Thomas remembers women who lost their lives to violence

Thomas remembers women who lost their lives to violence

Fourteen young women, almost all of them in their early twenties, shot dead by a gunman who blamed successful women for his own unhappy life.

Almost 40 per cent of women in Canada who reported assault by an intimate partner said their children witnessed the assault. "But violence against women is still a very present-day problem, in both our countries".

The murder of 14 women at l'ƒcole Polytechnique de Montreal in 1989 sparked nationwide conversations on the issue of violence against women and has now been named the National Day of Remembrance and Action on Violence Against Women.

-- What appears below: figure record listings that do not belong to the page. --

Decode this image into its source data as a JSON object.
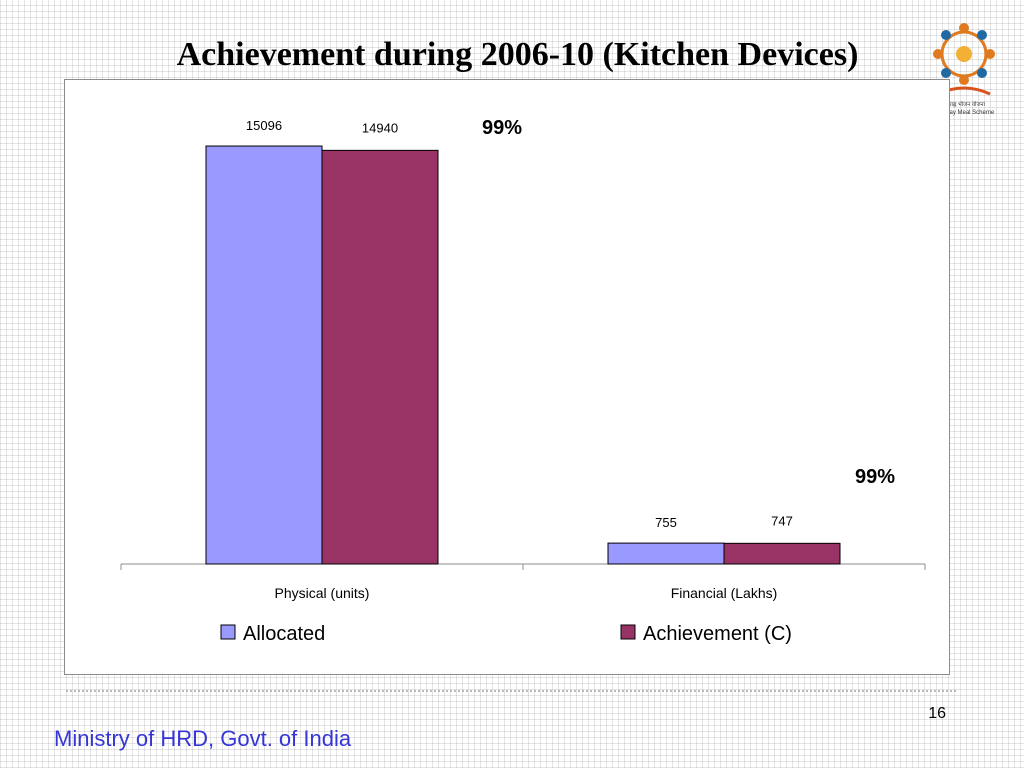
{
  "slide": {
    "title": "Achievement during 2006-10 (Kitchen Devices)",
    "footer": "Ministry of HRD, Govt. of India",
    "page_number": "16",
    "logo_text": [
      "मध्याह्न भोजन योजना",
      "Mid Day Meal Scheme"
    ]
  },
  "chart_data": {
    "type": "bar",
    "title": "",
    "xlabel": "",
    "ylabel": "",
    "categories": [
      "Physical (units)",
      "Financial (Lakhs)"
    ],
    "series": [
      {
        "name": "Allocated",
        "values": [
          15096,
          755
        ],
        "color": "#9999ff"
      },
      {
        "name": "Achievement (C)",
        "values": [
          14940,
          747
        ],
        "color": "#993366"
      }
    ],
    "data_labels": [
      [
        "15096",
        "755"
      ],
      [
        "14940",
        "747"
      ]
    ],
    "annotations": [
      "99%",
      "99%"
    ],
    "ylim": [
      0,
      16000
    ],
    "grid": false,
    "legend": "bottom"
  }
}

"Equipping students with values and an understanding of societal impacts and the ethics of what they do I think will make them stronger graduates who will have a greater impact, not just technically but in the larger landscape of things", she says. "It was an attack on feminism fuelled by misogyny that persists today". It happens every day, in our country, in our city, and in our neighbourhood.

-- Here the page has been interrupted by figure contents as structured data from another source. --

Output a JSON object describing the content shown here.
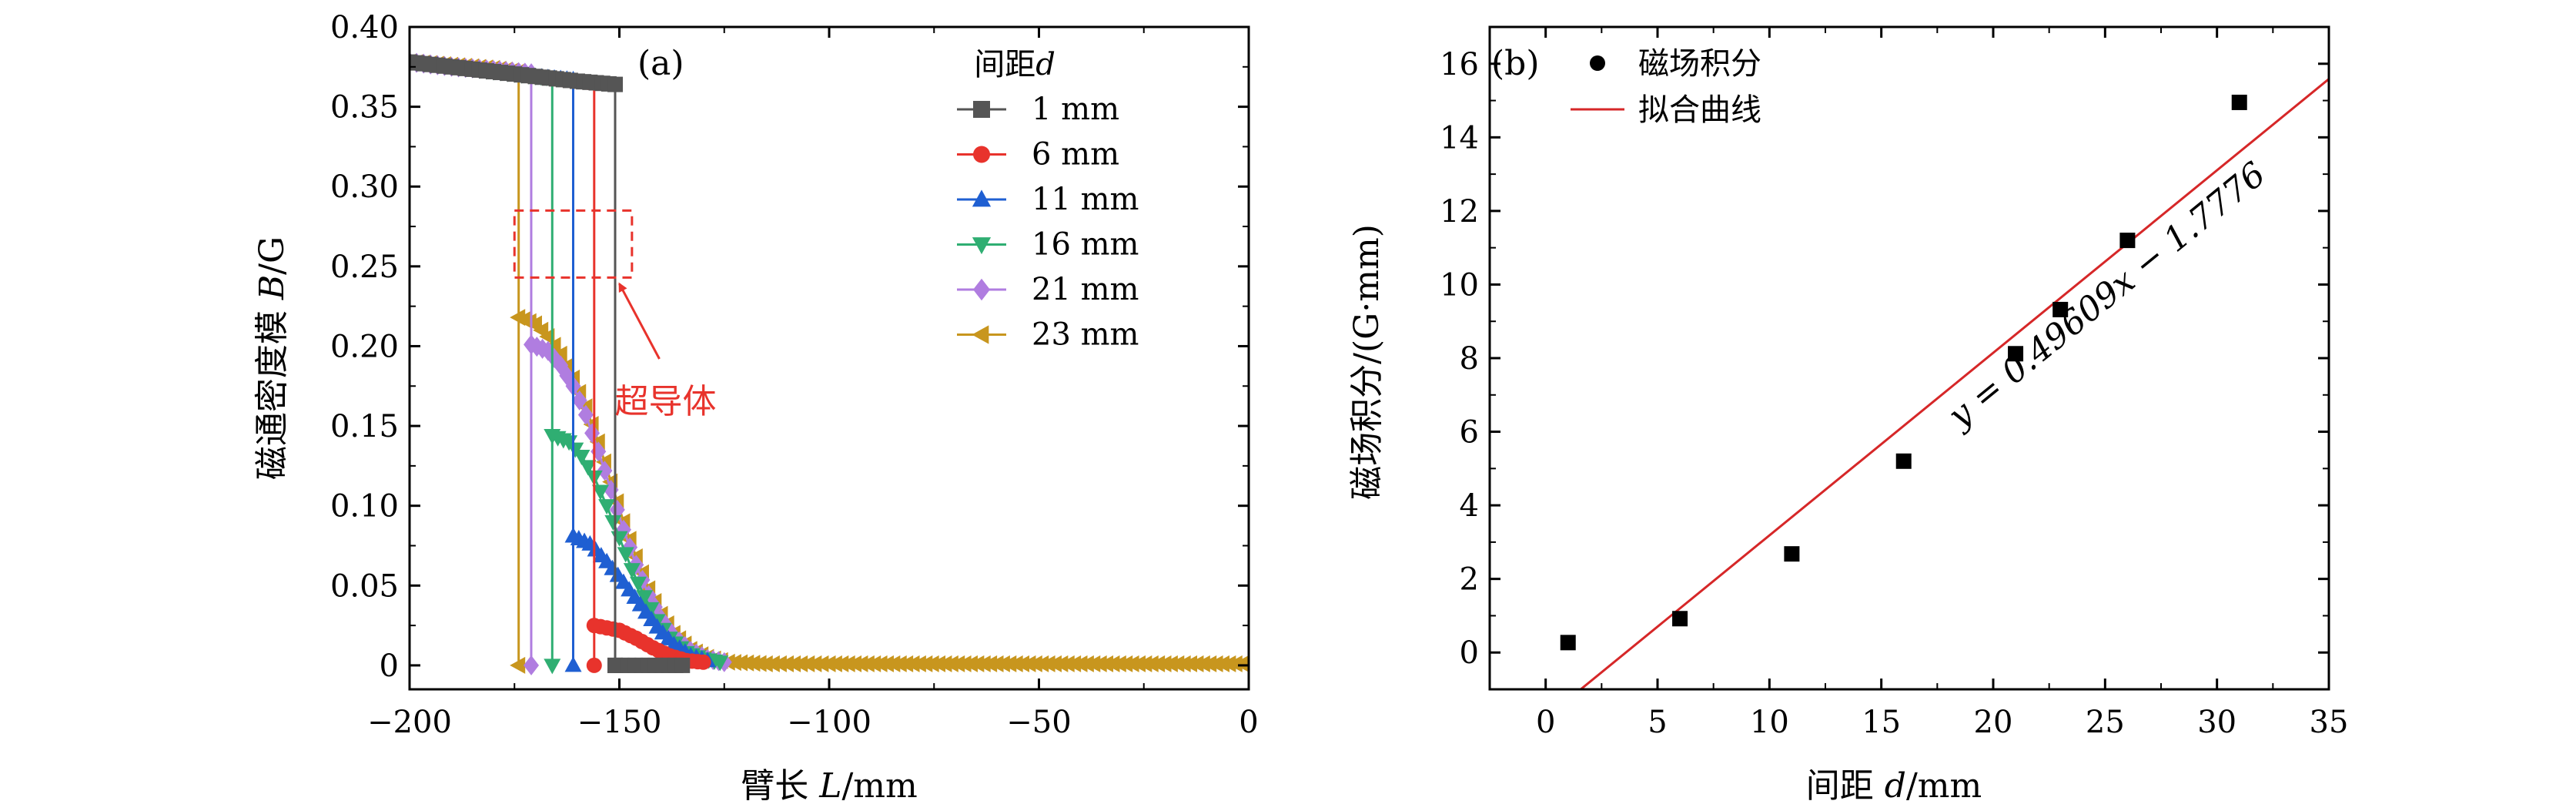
{
  "chart_data": [
    {
      "panel": "(a)",
      "type": "line",
      "xlabel_cn": "臂长",
      "xlabel_var": "L",
      "xlabel_unit": "/mm",
      "ylabel_cn": "磁通密度模",
      "ylabel_var": "B",
      "ylabel_unit": "/G",
      "xlim": [
        -200,
        0
      ],
      "ylim": [
        -0.015,
        0.4
      ],
      "xticks": [
        -200,
        -150,
        -100,
        -50,
        0
      ],
      "xtick_labels": [
        "−200",
        "−150",
        "−100",
        "−50",
        "0"
      ],
      "yticks": [
        0,
        0.05,
        0.1,
        0.15,
        0.2,
        0.25,
        0.3,
        0.35,
        0.4
      ],
      "ytick_labels": [
        "0",
        "0.05",
        "0.10",
        "0.15",
        "0.20",
        "0.25",
        "0.30",
        "0.35",
        "0.40"
      ],
      "legend_title": "间距",
      "legend_title_var": "d",
      "legend_position": "top-right",
      "annotation": {
        "text": "超导体",
        "box_x": [
          -175,
          -147
        ],
        "box_y": [
          0.243,
          0.285
        ],
        "arrow_tip": [
          -150,
          0.242
        ],
        "text_at": [
          -150,
          0.165
        ]
      },
      "series": [
        {
          "name": "1 mm",
          "color": "#555555",
          "marker": "square",
          "gap": [
            -151,
            -151
          ],
          "top_value": 0.364,
          "pre": [
            [
              -200,
              0.378
            ],
            [
              -190,
              0.375
            ],
            [
              -180,
              0.372
            ],
            [
              -170,
              0.369
            ],
            [
              -160,
              0.366
            ],
            [
              -151,
              0.364
            ]
          ],
          "post": [
            [
              -151,
              0.0
            ],
            [
              -135,
              0.0
            ]
          ]
        },
        {
          "name": "6 mm",
          "color": "#e8332c",
          "marker": "circle",
          "gap": [
            -156,
            -156
          ],
          "top_value": 0.365,
          "pre": [
            [
              -200,
              0.378
            ],
            [
              -190,
              0.375
            ],
            [
              -180,
              0.372
            ],
            [
              -170,
              0.369
            ],
            [
              -160,
              0.366
            ],
            [
              -156,
              0.365
            ]
          ],
          "post": [
            [
              -156,
              0.025
            ],
            [
              -150,
              0.022
            ],
            [
              -146,
              0.017
            ],
            [
              -142,
              0.011
            ],
            [
              -138,
              0.006
            ],
            [
              -134,
              0.003
            ],
            [
              -130,
              0.002
            ]
          ]
        },
        {
          "name": "11 mm",
          "color": "#1f5fd2",
          "marker": "triangle-up",
          "gap": [
            -161,
            -161
          ],
          "top_value": 0.367,
          "pre": [
            [
              -200,
              0.378
            ],
            [
              -190,
              0.375
            ],
            [
              -180,
              0.372
            ],
            [
              -170,
              0.369
            ],
            [
              -161,
              0.367
            ]
          ],
          "post": [
            [
              -161,
              0.081
            ],
            [
              -157,
              0.076
            ],
            [
              -153,
              0.065
            ],
            [
              -149,
              0.052
            ],
            [
              -145,
              0.038
            ],
            [
              -141,
              0.024
            ],
            [
              -137,
              0.013
            ],
            [
              -133,
              0.006
            ],
            [
              -129,
              0.003
            ]
          ]
        },
        {
          "name": "16 mm",
          "color": "#2fae72",
          "marker": "triangle-down",
          "gap": [
            -166,
            -166
          ],
          "top_value": 0.368,
          "pre": [
            [
              -200,
              0.378
            ],
            [
              -190,
              0.375
            ],
            [
              -180,
              0.372
            ],
            [
              -170,
              0.369
            ],
            [
              -166,
              0.368
            ]
          ],
          "post": [
            [
              -166,
              0.144
            ],
            [
              -162,
              0.14
            ],
            [
              -159,
              0.131
            ],
            [
              -156,
              0.118
            ],
            [
              -153,
              0.1
            ],
            [
              -150,
              0.08
            ],
            [
              -147,
              0.06
            ],
            [
              -144,
              0.043
            ],
            [
              -141,
              0.028
            ],
            [
              -138,
              0.017
            ],
            [
              -134,
              0.008
            ],
            [
              -130,
              0.004
            ],
            [
              -126,
              0.002
            ]
          ]
        },
        {
          "name": "21 mm",
          "color": "#b07de0",
          "marker": "diamond",
          "gap": [
            -171,
            -171
          ],
          "top_value": 0.371,
          "pre": [
            [
              -200,
              0.378
            ],
            [
              -190,
              0.375
            ],
            [
              -180,
              0.373
            ],
            [
              -171,
              0.371
            ]
          ],
          "post": [
            [
              -171,
              0.201
            ],
            [
              -167,
              0.197
            ],
            [
              -164,
              0.188
            ],
            [
              -161,
              0.175
            ],
            [
              -158,
              0.157
            ],
            [
              -155,
              0.134
            ],
            [
              -152,
              0.11
            ],
            [
              -149,
              0.085
            ],
            [
              -146,
              0.063
            ],
            [
              -143,
              0.044
            ],
            [
              -140,
              0.029
            ],
            [
              -137,
              0.018
            ],
            [
              -133,
              0.009
            ],
            [
              -129,
              0.004
            ],
            [
              -125,
              0.002
            ]
          ]
        },
        {
          "name": "23 mm",
          "color": "#c8961e",
          "marker": "triangle-left",
          "gap": [
            -174,
            -174
          ],
          "top_value": 0.372,
          "pre": [
            [
              -200,
              0.378
            ],
            [
              -190,
              0.376
            ],
            [
              -180,
              0.374
            ],
            [
              -174,
              0.372
            ]
          ],
          "post": [
            [
              -174,
              0.218
            ],
            [
              -170,
              0.214
            ],
            [
              -167,
              0.206
            ],
            [
              -164,
              0.195
            ],
            [
              -161,
              0.18
            ],
            [
              -158,
              0.162
            ],
            [
              -155,
              0.14
            ],
            [
              -152,
              0.115
            ],
            [
              -149,
              0.09
            ],
            [
              -146,
              0.068
            ],
            [
              -143,
              0.048
            ],
            [
              -140,
              0.032
            ],
            [
              -137,
              0.02
            ],
            [
              -133,
              0.01
            ],
            [
              -129,
              0.005
            ],
            [
              -124,
              0.002
            ],
            [
              -115,
              0.001
            ],
            [
              -100,
              0.001
            ],
            [
              -80,
              0.001
            ],
            [
              -60,
              0.001
            ],
            [
              -40,
              0.001
            ],
            [
              -20,
              0.001
            ],
            [
              0,
              0.001
            ]
          ]
        }
      ]
    },
    {
      "panel": "(b)",
      "type": "scatter",
      "xlabel_cn": "间距",
      "xlabel_var": "d",
      "xlabel_unit": "/mm",
      "ylabel": "磁场积分/(G·mm)",
      "xlim": [
        -2.5,
        35
      ],
      "ylim": [
        -1,
        17
      ],
      "xticks": [
        0,
        5,
        10,
        15,
        20,
        25,
        30,
        35
      ],
      "xtick_labels": [
        "0",
        "5",
        "10",
        "15",
        "20",
        "25",
        "30",
        "35"
      ],
      "yticks": [
        0,
        2,
        4,
        6,
        8,
        10,
        12,
        14,
        16
      ],
      "ytick_labels": [
        "0",
        "2",
        "4",
        "6",
        "8",
        "10",
        "12",
        "14",
        "16"
      ],
      "legend": [
        {
          "label": "磁场积分",
          "kind": "marker"
        },
        {
          "label": "拟合曲线",
          "kind": "line"
        }
      ],
      "legend_position": "top-left",
      "x": [
        1,
        6,
        11,
        16,
        21,
        23,
        26,
        31
      ],
      "y": [
        0.27,
        0.92,
        2.68,
        5.2,
        8.12,
        9.32,
        11.2,
        14.95
      ],
      "fit": {
        "slope": 0.49609,
        "intercept": -1.7776,
        "color": "#d62728",
        "equation": "y = 0.49609x − 1.7776"
      }
    }
  ]
}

Shelley Yeo is the assistant executive director at ANOVA and tells 980 CFPL community involvement is key to fighting violence against women.

U of C president Elizabeth Cannon talks about her memories of 28 years ago, as well as highlighting the many steps the school has taken to create a more inclusive community where all feel safe.

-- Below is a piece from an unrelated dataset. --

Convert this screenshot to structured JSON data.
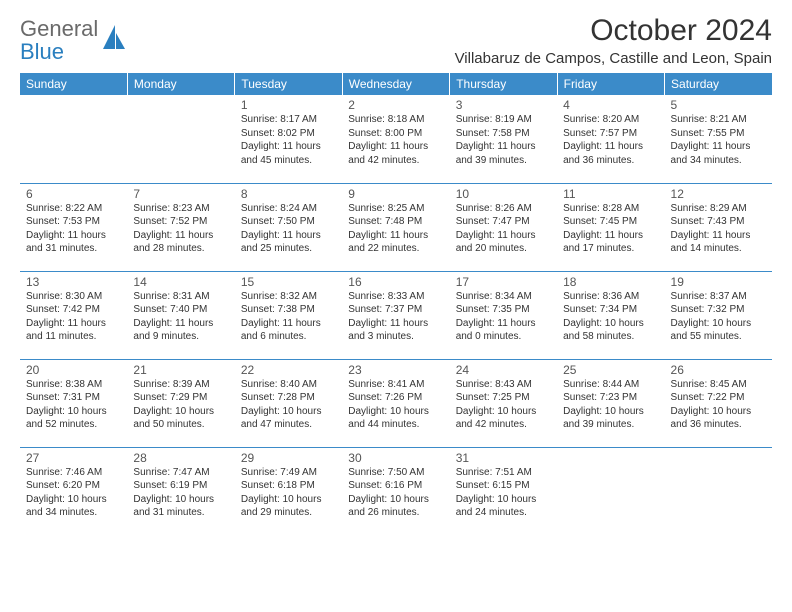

Roughly 85 to 90 people braved the bitter cold Wednesday (Dec.6th) at Coulter Parkette in downtown Port Elgin, for a vigil to remember the 14 women who lost their lives to a lone gunman at Montreal's Ecole Polytechnique Universite du Montreal in 1989. By lighting the night, they hope to draw attention to the need for action on violence against women in Canada.

Specifically, in 2015, the Canadian Labour Congress (CLC), of which the National Union of Public and General Employees (NUPGE) is an affiliate, partnered with the University of Western Ontario to conduct the first-ever Canadian survey on domestic violence in the workplace.

"We as individuals have a responsibility to respect everyone regardless of their gender", said Nagpal.

People like Paulette Senior share that belief.

The worldwide campaign, wrapping up December 10th, began in New Jersey and unites individuals, organizations, activists and government leaders to take a stand against gender-based violence.

"They were promising engineering students, murdered for one reason: they were women", Status of Women Minister Stephanie McLean said in a statement.

"When gender-based violence is eradicated, we'll all be better for it".